Continuing this discussion, I’d like to bring a bit of distinction to the difference between mobile computing and mobile living.
Mobile computing devices are foreground devices. These are about Game Boys, Mobile TV, the Nokia 770, PDAs. It’s what 3G was made to serve. These are what Wireless Broadband is all about.
Mobile living devices are background devices. These are about mobile phones, iPods. These are about access to snippets of data in contacts, agenda, and to-do – what PDAs are really used for – and not email writing
Of course, it’s not a binary world and there’s a continuum, and ignoring the continuum is dangerous. For example, WAP 1.0 was mobility-only, discarding the rest of the Internet. I get worried that folks like the W3C are barking up the wrong tree, repeating the mobile-only mistakes of the past. Also, I think 3G and Wireless Broadband are about mobile computing and end up over-serving the needs of the general mobile phone user (geez, how’s the uptake been of these networks among the general mobile phone users?).
Likewise, it’s not enough to shove the PC into the mobile.
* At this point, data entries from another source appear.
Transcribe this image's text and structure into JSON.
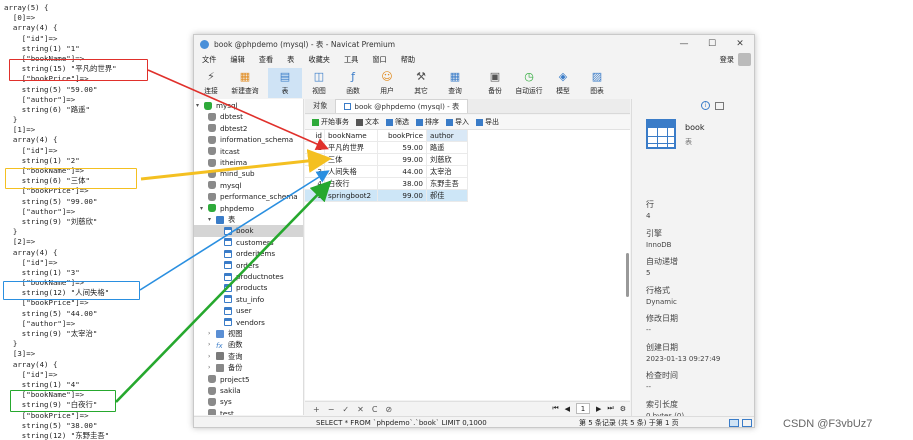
{
  "dump_lines": [
    "array(5) {",
    "  [0]=>",
    "  array(4) {",
    "    [\"id\"]=>",
    "    string(1) \"1\"",
    "    [\"bookName\"]=>",
    "    string(15) \"平凡的世界\"",
    "    [\"bookPrice\"]=>",
    "    string(5) \"59.00\"",
    "    [\"author\"]=>",
    "    string(6) \"路遥\"",
    "  }",
    "  [1]=>",
    "  array(4) {",
    "    [\"id\"]=>",
    "    string(1) \"2\"",
    "    [\"bookName\"]=>",
    "    string(6) \"三体\"",
    "    [\"bookPrice\"]=>",
    "    string(5) \"99.00\"",
    "    [\"author\"]=>",
    "    string(9) \"刘慈欣\"",
    "  }",
    "  [2]=>",
    "  array(4) {",
    "    [\"id\"]=>",
    "    string(1) \"3\"",
    "    [\"bookName\"]=>",
    "    string(12) \"人间失格\"",
    "    [\"bookPrice\"]=>",
    "    string(5) \"44.00\"",
    "    [\"author\"]=>",
    "    string(9) \"太宰治\"",
    "  }",
    "  [3]=>",
    "  array(4) {",
    "    [\"id\"]=>",
    "    string(1) \"4\"",
    "    [\"bookName\"]=>",
    "    string(9) \"白夜行\"",
    "    [\"bookPrice\"]=>",
    "    string(5) \"38.00\"",
    "    string(12) \"东野圭吾\""
  ],
  "highlight_colors": [
    "#e0302b",
    "#f4c021",
    "#2a8fe0",
    "#26a82e"
  ],
  "window": {
    "title": "book @phpdemo (mysql) - 表 - Navicat Premium",
    "controls": [
      "—",
      "☐",
      "✕"
    ]
  },
  "menu": [
    "文件",
    "编辑",
    "查看",
    "表",
    "收藏夹",
    "工具",
    "窗口",
    "帮助"
  ],
  "login_label": "登录",
  "toolbar": [
    {
      "label": "连接",
      "icon": "plug-icon"
    },
    {
      "label": "新建查询",
      "icon": "new-query-icon"
    },
    {
      "label": "表",
      "icon": "table-icon",
      "active": true
    },
    {
      "label": "视图",
      "icon": "view-icon"
    },
    {
      "label": "函数",
      "icon": "function-icon"
    },
    {
      "label": "用户",
      "icon": "user-icon"
    },
    {
      "label": "其它",
      "icon": "tools-icon"
    },
    {
      "label": "查询",
      "icon": "query-icon"
    },
    {
      "label": "备份",
      "icon": "backup-icon"
    },
    {
      "label": "自动运行",
      "icon": "schedule-icon"
    },
    {
      "label": "模型",
      "icon": "model-icon"
    },
    {
      "label": "图表",
      "icon": "chart-icon"
    }
  ],
  "tree": {
    "connection": "mysql",
    "databases": [
      "dbtest",
      "dbtest2",
      "information_schema",
      "itcast",
      "itheima",
      "mind_sub",
      "mysql",
      "performance_schema"
    ],
    "open_db": "phpdemo",
    "tables_label": "表",
    "tables": [
      "book",
      "customers",
      "orderitems",
      "orders",
      "productnotes",
      "products",
      "stu_info",
      "user",
      "vendors"
    ],
    "sub_nodes": [
      "视图",
      "函数",
      "查询",
      "备份"
    ],
    "after_dbs": [
      "project5",
      "sakila",
      "sys",
      "test"
    ]
  },
  "tabs": [
    "对象",
    "book @phpdemo (mysql) - 表"
  ],
  "subtoolbar": [
    "开始事务",
    "文本",
    "筛选",
    "排序",
    "导入",
    "导出"
  ],
  "grid": {
    "columns": [
      "id",
      "bookName",
      "bookPrice",
      "author"
    ],
    "rows": [
      [
        "1",
        "平凡的世界",
        "59.00",
        "路遥"
      ],
      [
        "2",
        "三体",
        "99.00",
        "刘慈欣"
      ],
      [
        "3",
        "人间失格",
        "44.00",
        "太宰治"
      ],
      [
        "4",
        "白夜行",
        "38.00",
        "东野圭吾"
      ],
      [
        "5",
        "springboot2",
        "99.00",
        "郝佳"
      ]
    ]
  },
  "bottom_buttons": [
    "+",
    "−",
    "✓",
    "✕",
    "C",
    "⊘"
  ],
  "pager": {
    "first": "⏮",
    "prev": "◀",
    "page": "1",
    "next": "▶",
    "last": "⏭",
    "settings": "⚙"
  },
  "info": {
    "table_name": "book",
    "table_sub": "表",
    "fields": [
      {
        "key": "行",
        "value": "4"
      },
      {
        "key": "引擎",
        "value": "InnoDB"
      },
      {
        "key": "自动递增",
        "value": "5"
      },
      {
        "key": "行格式",
        "value": "Dynamic"
      },
      {
        "key": "修改日期",
        "value": "--"
      },
      {
        "key": "创建日期",
        "value": "2023-01-13 09:27:49"
      },
      {
        "key": "检查时间",
        "value": "--"
      },
      {
        "key": "索引长度",
        "value": "0 bytes (0)"
      },
      {
        "key": "数据长度",
        "value": "16.00 KB (16,384)"
      }
    ]
  },
  "status": {
    "sql": "SELECT * FROM `phpdemo`.`book` LIMIT 0,1000",
    "records": "第 5 条记录 (共 5 条) 于第 1 页"
  },
  "watermark": "CSDN @F3vbUz7"
}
There is a Usability Knee – the point at where adding more features in a certain form factor causes a tremendous drop in usability. Somewhere between phones and laptops are small tablets and palmtops, such as the Psion Series 7 that straddles the foreground and background world really well (phones into computers?). The Usability Knee analysis also suggests that there is something in devices that are single-function, very very simple.
In the end, you need to pick the one based on what you want to do – data, productivity, voice, or what. There will be no one über-device (though everyone seems to be proposing one). Heck, I’ve been advocating ‘horses-for-courses’ for years.*
What do you think?
*I found a really old article I posted about 6-7 years ago. Kinda funny flashback for me. 😉
That is a great distinction – the aim of mobile living devices is to be completely seamless. Maybe mobile computing devices should aim at connecting to you through the mobile living devices, through their familiar, seamless interfaces? There is a “helthy bottleneck” there – the limitations in information display of the mobile living devices should keep the mobile computing devices in control.